It’s Lundi Gras, when you can watch the monarchs of both Zulu and Rex arrive at the Riverwalk and then catch back-to-back parades that span two centuries of parading history.

Rolling first in New Orleans is one of the season’s prettiest parades — also one of the oldest and smallest. Setting out at 5:15 p.m., the 230 men of Proteus will be led by the captain on horseback, followed by 34 riding lieutenants and 30 flambeaux. The riderless horse in front of the parade will be in memory of former captain and civic leader Beau Bassich, who died last summer.

The 20-float procession, the club’s 112th, is titled “The Hindu Heavens.” Royal Artists constructed the floats on chassis that date from the 1880s. The identity of the gentleman who portrays Proteus is never revealed to the public, but his magnificent seashell float is a thing of beauty.

Try to catch one of the season’s neatest throws, the Proteus plush LED flambeaux.

Following Proteus is Orpheus, the Carnival club that Harry Connick Jr. helped organize 23 years ago. The 2016 theme is “The Wizard’s Bestiary.” The krewe of 1,300 male and female members will ride 38 floats. Legendary among them are the “Trojan Horse,” “Leviathan,” “Dolly Trolley” and the ever-expanding eight-unit “Smokey Mary” tandem float, which holds 230 riders.

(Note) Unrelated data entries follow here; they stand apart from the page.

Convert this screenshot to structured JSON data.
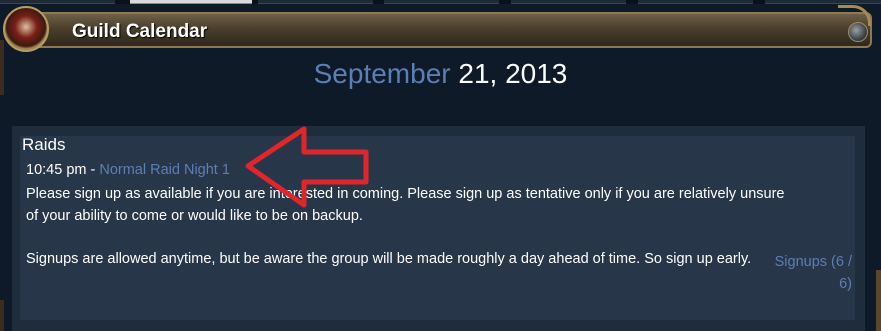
{
  "window": {
    "title": "Guild Calendar"
  },
  "date": {
    "month": "September",
    "rest": "21, 2013"
  },
  "section": {
    "title": "Raids"
  },
  "event": {
    "time": "10:45 pm",
    "separator": " - ",
    "name": "Normal Raid Night 1",
    "description_1": "Please sign up as available if you are interested in coming. Please sign up as tentative only if you are relatively unsure of your ability to come or would like to be on backup.",
    "description_2": "Signups are allowed anytime, but be aware the group will be made roughly a day ahead of time. So sign up early.",
    "signups": "Signups (6 / 6)"
  },
  "colors": {
    "accent": "#5b7fb4",
    "annotation_arrow": "#e0262a",
    "background": "#0e1a27"
  },
  "icons": {
    "emblem": "guild-emblem-icon",
    "annotation": "red-arrow-icon"
  }
}
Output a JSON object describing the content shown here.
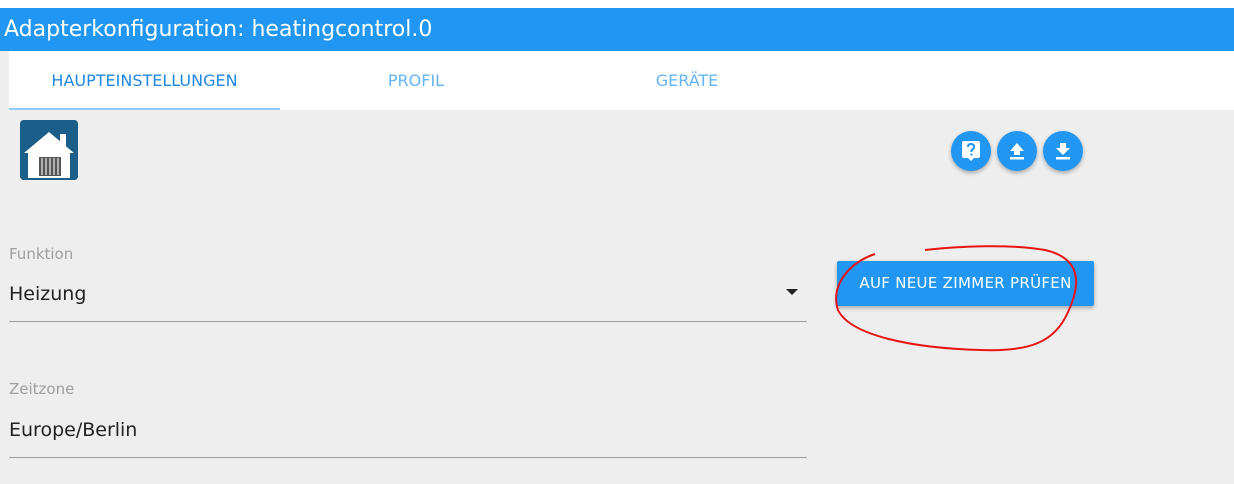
{
  "window": {
    "title": "Adapterkonfiguration: heatingcontrol.0"
  },
  "tabs": [
    {
      "label": "HAUPTEINSTELLUNGEN",
      "active": true
    },
    {
      "label": "PROFIL",
      "active": false
    },
    {
      "label": "GERÄTE",
      "active": false
    }
  ],
  "logo": {
    "icon": "house-radiator-icon"
  },
  "toolbar": {
    "buttons": [
      {
        "icon": "help-icon"
      },
      {
        "icon": "upload-icon"
      },
      {
        "icon": "download-icon"
      }
    ]
  },
  "form": {
    "function": {
      "label": "Funktion",
      "value": "Heizung"
    },
    "timezone": {
      "label": "Zeitzone",
      "value": "Europe/Berlin"
    }
  },
  "actions": {
    "check_rooms_label": "AUF NEUE ZIMMER PRÜFEN"
  },
  "colors": {
    "primary": "#2196f3",
    "background": "#eeeeee",
    "annotation": "#e81414"
  }
}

The Chariots of Orpheus will again appear, along with 60 original flambeaux. This year’s most collectible throws are Smokey Mary beads and hats and special 2 ½-inch doubloons that salute the late musical legend Frankie Ford. Other neat throws include Leviathan LED hats and Orpheus face masks.

Nathan Fillion from the ABC series “Castle” will reign as monarch. The parade ends inside the Morial Convention Center, where the Orpheuscapade is celebrated.

At 7 p.m. in Metairie, a new krewe with an old name, Pandora, debuts. This all-female krewe spun off from Nyx in New Orleans. It plans a 17-float parade and will unveil glitter-covered boxes as the members’ signature throw.

In recent years, Monday night has not been a lucky one for parades in Jefferson Parish. After Metairie’s oldest parade, Zeus, went belly-up, parade permits for Monday night were issued to the Krewes of Hera and Atlantis, neither of which actually mounted a parade.